Much about Hasan's case will be decided by a senior Army officer — perhaps Lt. General Robert Cone, Fort Hood's commander — including whether to seek the death penalty and, in the event Hasan is convicted of capital murder, whether to commute a possible death sentence to life in prison.
Before a military execution can be carried out, the president must personally approve.
George W. Bush signed an execution order last year for a former Army cook who was convicted of multiple rapes and murders in the 1980s, but a federal judge has stayed that order to allow for a new round of appeals in federal court. There hasn't been a military execution since 1961, though five men sit on the military's death row at Fort Leavenworth, Kan.
Federal civilian executions also are rare. Three men, including Oklahoma City bomber Timothy McVeigh, have been killed by lethal injection in federal cases since 2001. Death penalties carried out by states are more common — Tuesday night's execution of John Allen Muhammad in the Washington, D.C., sniper case was Virginia's second of the year.
In the Fort Hood case, Hasan's family has hired a private attorney, John Galligan, although the military also will provide a lawyer at no charge. Galligan said that he and Maj. Christopher E. Martin, Fort Hood's senior defense attorney, spoke with Hasan on Monday and that Hasan had requested a lawyer when first approached by investigators.
Experts in the military justice system said the decision to prosecute Hasan in military court, revealed Monday by officials involved in the investigation, appears clear cut.
The shootings took place on an Army base. The suspect is an Army officer and all but one of those killed also were officers or enlisted personnel. The other person who was killed worked at Fort Hood.
Authorities would have had more reason to take the case to federal court if they had found evidence Hasan acted with the support or training of a terrorist group, but investigators believe he acted alone, without outside direction.
The military system operates under rules that are similar to those in civilian courts. The differences generally give military defendants more rights than their civilian counterparts.
A defendant and his lawyer can be present at the military equivalent of a grand jury hearing, and the lawyer may present evidence and cross-examine witnesses.
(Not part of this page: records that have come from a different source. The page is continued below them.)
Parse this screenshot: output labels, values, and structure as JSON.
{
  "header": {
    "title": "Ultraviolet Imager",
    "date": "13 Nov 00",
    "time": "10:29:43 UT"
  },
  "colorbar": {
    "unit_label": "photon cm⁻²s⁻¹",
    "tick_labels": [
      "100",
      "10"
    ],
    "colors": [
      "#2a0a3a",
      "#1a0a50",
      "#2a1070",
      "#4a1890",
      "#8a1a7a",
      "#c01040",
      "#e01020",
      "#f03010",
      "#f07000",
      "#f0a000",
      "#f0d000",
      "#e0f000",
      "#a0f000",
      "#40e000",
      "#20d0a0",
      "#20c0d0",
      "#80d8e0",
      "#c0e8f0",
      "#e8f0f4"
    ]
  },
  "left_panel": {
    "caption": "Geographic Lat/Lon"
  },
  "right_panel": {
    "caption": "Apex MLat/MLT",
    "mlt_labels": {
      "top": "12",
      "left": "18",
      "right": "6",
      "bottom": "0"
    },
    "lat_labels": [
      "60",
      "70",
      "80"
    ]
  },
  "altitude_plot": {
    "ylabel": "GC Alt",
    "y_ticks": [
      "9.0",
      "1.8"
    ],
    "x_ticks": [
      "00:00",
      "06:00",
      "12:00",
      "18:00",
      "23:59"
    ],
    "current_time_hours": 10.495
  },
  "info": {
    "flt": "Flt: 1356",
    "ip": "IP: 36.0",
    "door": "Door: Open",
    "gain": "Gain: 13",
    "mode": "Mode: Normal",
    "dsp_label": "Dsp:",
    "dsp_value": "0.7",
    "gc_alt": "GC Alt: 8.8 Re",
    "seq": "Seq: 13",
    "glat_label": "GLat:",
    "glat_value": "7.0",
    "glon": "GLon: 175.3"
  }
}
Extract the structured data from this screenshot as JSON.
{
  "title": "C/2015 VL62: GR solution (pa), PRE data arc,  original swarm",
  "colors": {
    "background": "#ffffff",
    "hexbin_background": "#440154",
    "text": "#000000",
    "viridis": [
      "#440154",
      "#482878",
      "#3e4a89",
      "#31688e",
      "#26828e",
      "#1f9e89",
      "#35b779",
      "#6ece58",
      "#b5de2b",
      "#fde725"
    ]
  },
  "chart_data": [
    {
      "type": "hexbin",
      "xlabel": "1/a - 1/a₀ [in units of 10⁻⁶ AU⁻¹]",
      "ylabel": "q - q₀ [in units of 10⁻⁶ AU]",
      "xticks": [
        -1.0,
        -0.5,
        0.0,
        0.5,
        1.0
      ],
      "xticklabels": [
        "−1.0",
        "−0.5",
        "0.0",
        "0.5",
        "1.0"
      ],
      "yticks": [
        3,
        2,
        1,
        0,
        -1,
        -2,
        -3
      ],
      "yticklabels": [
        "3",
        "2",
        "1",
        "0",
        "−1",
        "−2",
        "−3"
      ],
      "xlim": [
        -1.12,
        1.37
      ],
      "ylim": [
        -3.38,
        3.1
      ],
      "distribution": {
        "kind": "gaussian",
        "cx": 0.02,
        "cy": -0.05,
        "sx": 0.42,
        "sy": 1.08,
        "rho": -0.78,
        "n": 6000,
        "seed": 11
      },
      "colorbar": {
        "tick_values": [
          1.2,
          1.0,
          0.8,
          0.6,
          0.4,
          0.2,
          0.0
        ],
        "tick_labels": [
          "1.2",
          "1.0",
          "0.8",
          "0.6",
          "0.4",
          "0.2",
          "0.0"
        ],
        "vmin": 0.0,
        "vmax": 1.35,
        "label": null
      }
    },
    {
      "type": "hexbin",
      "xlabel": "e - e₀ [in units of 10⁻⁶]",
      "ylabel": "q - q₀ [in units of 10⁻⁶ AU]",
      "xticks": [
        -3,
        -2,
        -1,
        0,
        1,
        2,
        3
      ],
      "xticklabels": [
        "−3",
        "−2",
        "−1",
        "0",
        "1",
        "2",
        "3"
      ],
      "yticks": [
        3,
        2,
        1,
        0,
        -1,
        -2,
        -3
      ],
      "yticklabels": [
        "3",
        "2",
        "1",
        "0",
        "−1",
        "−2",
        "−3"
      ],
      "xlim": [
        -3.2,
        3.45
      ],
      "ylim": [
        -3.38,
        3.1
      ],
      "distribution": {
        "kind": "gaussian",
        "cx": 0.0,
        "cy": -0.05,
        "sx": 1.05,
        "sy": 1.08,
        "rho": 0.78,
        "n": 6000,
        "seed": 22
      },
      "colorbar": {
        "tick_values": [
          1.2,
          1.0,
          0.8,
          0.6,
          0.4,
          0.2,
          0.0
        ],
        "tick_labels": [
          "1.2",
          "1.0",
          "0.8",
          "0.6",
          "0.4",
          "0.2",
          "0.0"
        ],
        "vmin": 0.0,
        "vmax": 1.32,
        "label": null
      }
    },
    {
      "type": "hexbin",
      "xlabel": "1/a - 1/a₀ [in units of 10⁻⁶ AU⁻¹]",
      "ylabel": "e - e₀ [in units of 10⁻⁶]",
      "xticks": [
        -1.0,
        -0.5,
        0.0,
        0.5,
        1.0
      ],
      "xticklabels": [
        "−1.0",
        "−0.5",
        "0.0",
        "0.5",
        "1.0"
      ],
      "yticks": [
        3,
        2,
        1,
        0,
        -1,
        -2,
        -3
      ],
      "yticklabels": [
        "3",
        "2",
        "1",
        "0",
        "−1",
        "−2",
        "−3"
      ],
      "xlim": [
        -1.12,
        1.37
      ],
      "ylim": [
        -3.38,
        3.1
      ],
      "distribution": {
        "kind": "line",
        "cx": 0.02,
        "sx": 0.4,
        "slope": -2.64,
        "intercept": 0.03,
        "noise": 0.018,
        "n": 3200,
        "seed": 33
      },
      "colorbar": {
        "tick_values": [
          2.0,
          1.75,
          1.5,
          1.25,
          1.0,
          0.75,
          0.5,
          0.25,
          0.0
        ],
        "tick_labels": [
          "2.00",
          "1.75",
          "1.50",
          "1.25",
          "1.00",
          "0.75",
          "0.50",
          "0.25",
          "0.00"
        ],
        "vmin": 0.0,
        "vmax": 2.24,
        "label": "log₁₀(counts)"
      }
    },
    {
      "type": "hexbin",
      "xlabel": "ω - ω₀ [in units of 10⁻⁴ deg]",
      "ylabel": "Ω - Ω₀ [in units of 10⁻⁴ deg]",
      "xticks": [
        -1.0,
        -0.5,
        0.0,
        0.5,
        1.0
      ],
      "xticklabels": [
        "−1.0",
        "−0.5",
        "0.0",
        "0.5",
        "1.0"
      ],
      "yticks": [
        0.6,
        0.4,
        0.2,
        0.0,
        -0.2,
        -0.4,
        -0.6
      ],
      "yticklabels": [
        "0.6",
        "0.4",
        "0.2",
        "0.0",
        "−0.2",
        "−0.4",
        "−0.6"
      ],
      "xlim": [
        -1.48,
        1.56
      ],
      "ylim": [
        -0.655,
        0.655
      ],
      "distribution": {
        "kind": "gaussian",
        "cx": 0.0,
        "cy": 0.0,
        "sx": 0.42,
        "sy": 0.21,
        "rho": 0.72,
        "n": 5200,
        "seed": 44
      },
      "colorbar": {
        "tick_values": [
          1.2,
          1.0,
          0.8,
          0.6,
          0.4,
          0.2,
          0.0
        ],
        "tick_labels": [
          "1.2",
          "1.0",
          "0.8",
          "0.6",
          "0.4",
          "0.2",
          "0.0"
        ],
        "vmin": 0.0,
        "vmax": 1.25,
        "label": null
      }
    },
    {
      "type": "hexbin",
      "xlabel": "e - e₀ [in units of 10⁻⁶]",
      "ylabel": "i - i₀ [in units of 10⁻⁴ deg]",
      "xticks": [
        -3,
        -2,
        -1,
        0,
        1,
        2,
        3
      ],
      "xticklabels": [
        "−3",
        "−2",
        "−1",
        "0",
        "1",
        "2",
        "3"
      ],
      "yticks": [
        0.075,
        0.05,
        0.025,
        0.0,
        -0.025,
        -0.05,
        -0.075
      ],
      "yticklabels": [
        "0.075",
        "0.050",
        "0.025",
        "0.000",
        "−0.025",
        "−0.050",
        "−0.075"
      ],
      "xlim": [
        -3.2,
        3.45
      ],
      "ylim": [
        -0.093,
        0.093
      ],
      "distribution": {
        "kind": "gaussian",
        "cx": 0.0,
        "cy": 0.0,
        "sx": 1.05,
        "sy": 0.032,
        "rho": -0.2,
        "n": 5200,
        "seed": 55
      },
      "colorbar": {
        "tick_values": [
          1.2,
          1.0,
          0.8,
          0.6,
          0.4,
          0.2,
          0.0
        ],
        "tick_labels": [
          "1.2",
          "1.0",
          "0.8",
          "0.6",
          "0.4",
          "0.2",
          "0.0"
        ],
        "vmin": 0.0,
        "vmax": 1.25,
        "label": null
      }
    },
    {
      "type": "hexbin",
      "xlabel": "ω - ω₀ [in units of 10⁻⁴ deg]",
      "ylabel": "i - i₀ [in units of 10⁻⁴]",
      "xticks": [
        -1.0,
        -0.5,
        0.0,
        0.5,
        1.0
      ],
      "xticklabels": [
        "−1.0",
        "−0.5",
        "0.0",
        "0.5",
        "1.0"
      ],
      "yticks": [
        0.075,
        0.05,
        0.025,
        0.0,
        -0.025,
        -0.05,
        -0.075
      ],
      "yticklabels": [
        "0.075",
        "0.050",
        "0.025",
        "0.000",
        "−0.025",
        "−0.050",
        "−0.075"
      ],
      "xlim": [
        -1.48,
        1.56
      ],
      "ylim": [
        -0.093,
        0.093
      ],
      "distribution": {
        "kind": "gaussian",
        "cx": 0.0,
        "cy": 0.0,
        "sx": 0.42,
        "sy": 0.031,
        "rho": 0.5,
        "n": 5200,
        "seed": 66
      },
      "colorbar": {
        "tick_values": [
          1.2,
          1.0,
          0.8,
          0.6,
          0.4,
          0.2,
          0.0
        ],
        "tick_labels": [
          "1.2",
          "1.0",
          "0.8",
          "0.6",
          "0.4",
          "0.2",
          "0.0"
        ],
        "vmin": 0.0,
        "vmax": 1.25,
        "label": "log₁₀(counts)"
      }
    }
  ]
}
Lawyers for witnesses and potential defendants are barred from civilian grand juries.
Prosecutors in the military system also turn over many more documents to the defense before trial. "It's very rare that something in the prosecutor's file isn't in the defense file," said Charles Swift, a former Navy defense lawyer who represented Osama bin Laden's one-time driver. "What's taught to prosecutors in military death cases is be overly generous. You'll win on the facts. You don't need to play games. In fact, how you'll lose is to play games."
At trial, Hasan's jury would consist of at least 12 officers of higher rank or seniority than Hasan. "This is a very educated jury," said Duke University law professor Scott Silliman, consisting exclusively of college graduates and possibly including Army generals.
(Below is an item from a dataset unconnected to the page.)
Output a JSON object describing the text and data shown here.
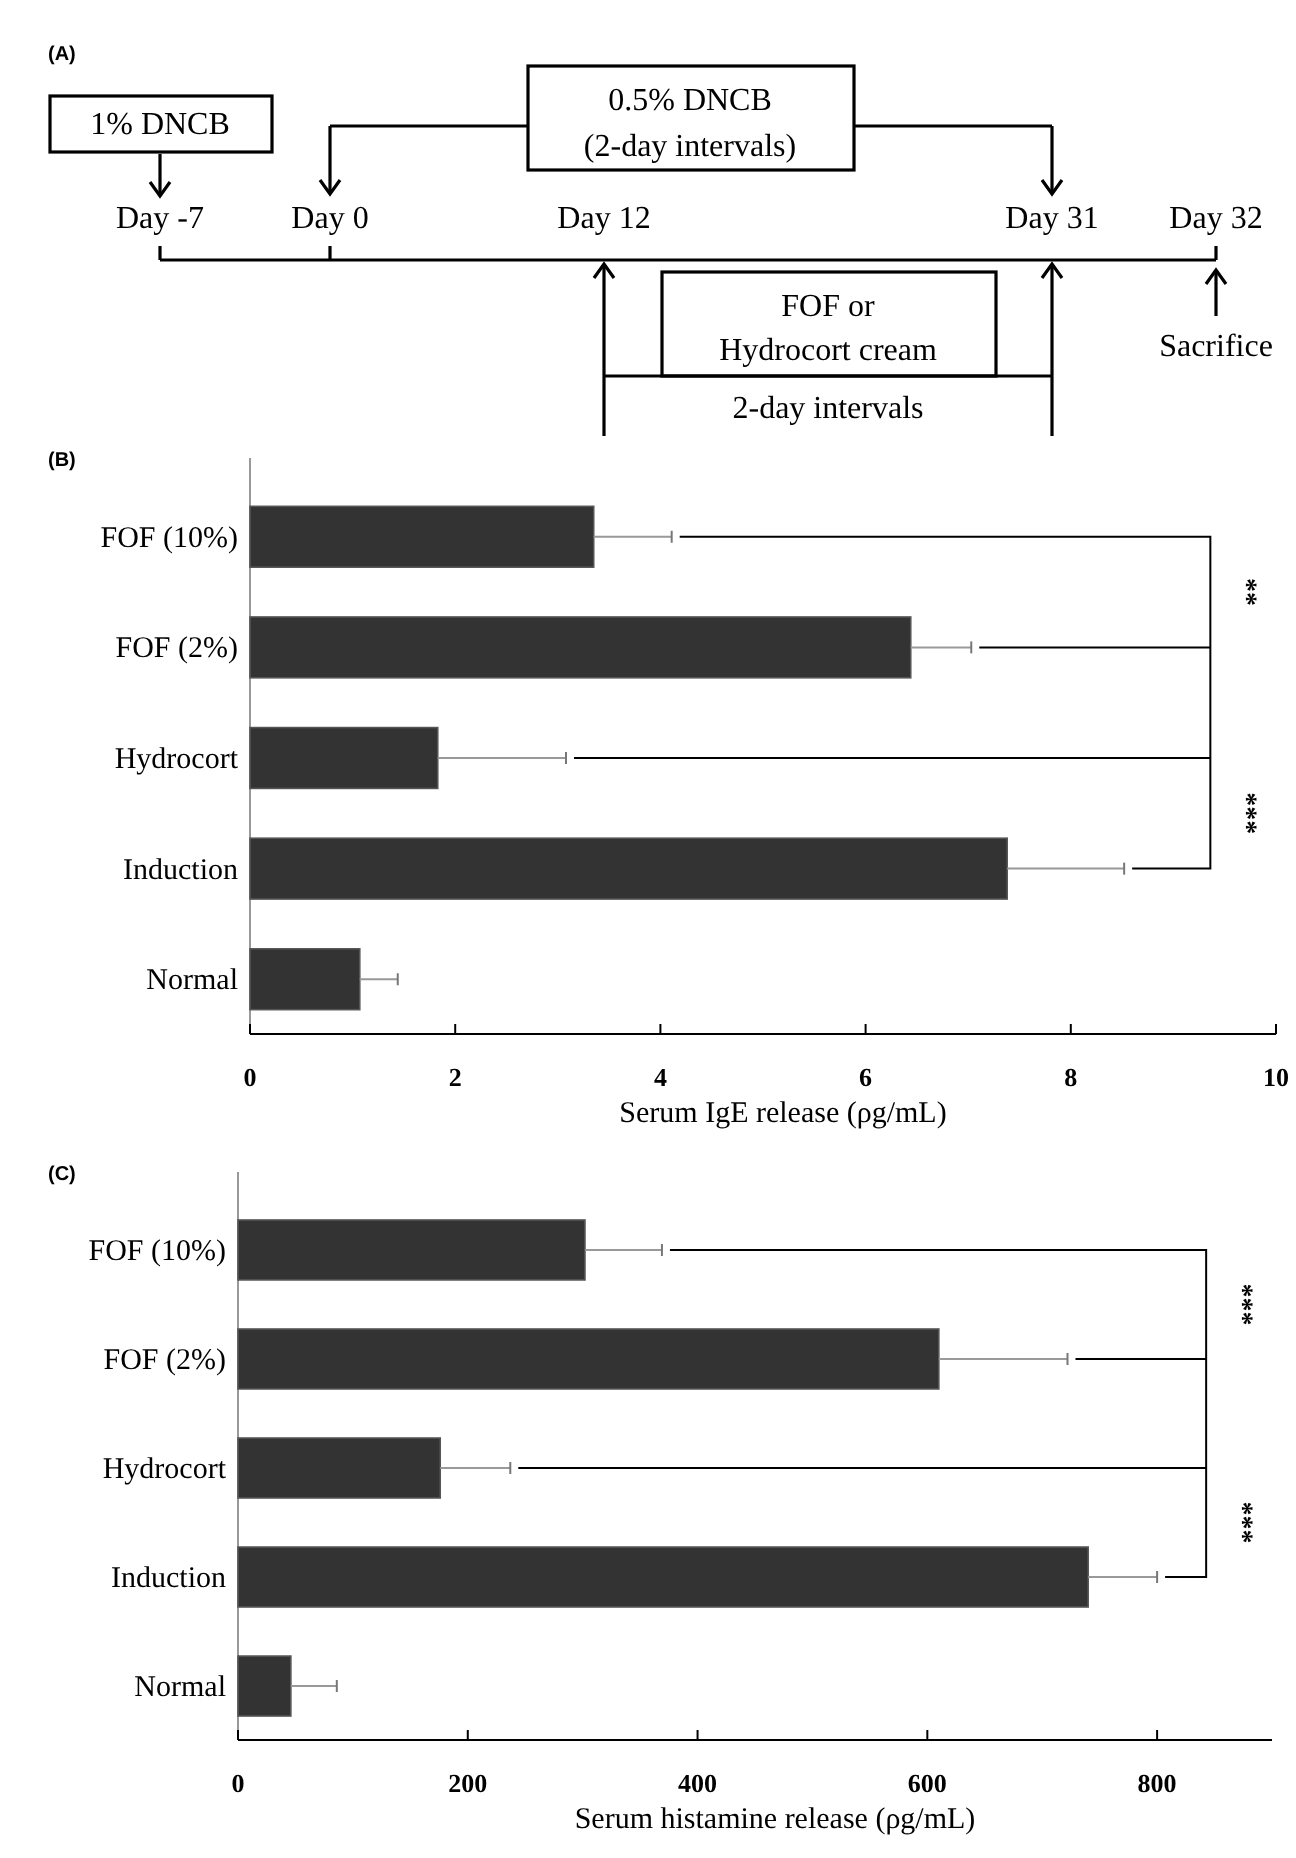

Galligan, Hasan's lawyer, already has suggested that it could be difficult to receive a fair trial at Fort Hood because of the glare of publicity surrounding the bloody attack, the raw emotions of those who work at the base and President Barack Obama's emotional visit to the base Tuesday.
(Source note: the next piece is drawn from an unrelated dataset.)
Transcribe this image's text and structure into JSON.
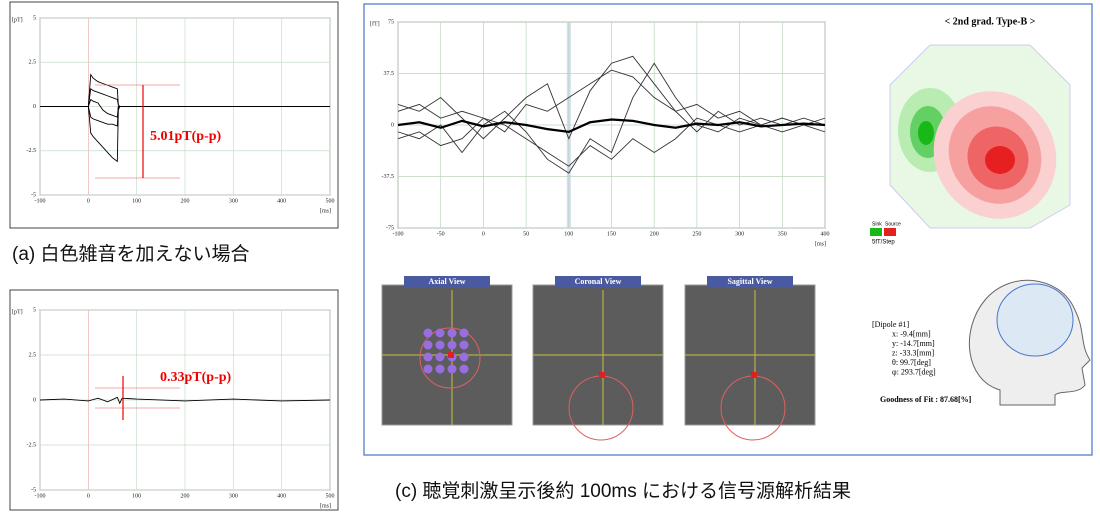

But the military law experts said several factors could ease those concerns. The base's population turns over frequently. In fact, Hasan himself had been there only a short time. "Some of his jurors might be in Iraq or Afghanistan at the moment," Swift said.
If there were problems finding impartial jurors at Fort Hood, the Army could draw them from virtually any Army facility in the United States.
A military jury must be unanimous to convict and sentence a defendant to death. Imposing a life sentence, however, requires only three-fourths of the jury to agree.
Fifteen members of the military have been sentenced to death in the past 25 years. Commanding generals commuted two of those sentences to life in prison and eight others were overturned on appeal.
The president's involvement also sets military death-penalty cases apart. The president can commute any federal death sentence, civilian or military but must personally approve each military execution and sign an order to carry it out.
"That's a political act," Silliman said. "The president of the United States personally approving a death penalty is a political act."
When President Bush signed Ronald Gray's execution order in July 2008, it was the first time a president had done so in 51 years.
In 1957, President Dwight Eisenhower approved the execution of John Bennett, an Army private convicted of raping and attempting to kill an 11-year-old Austrian girl. Bennett was hanged in 1961.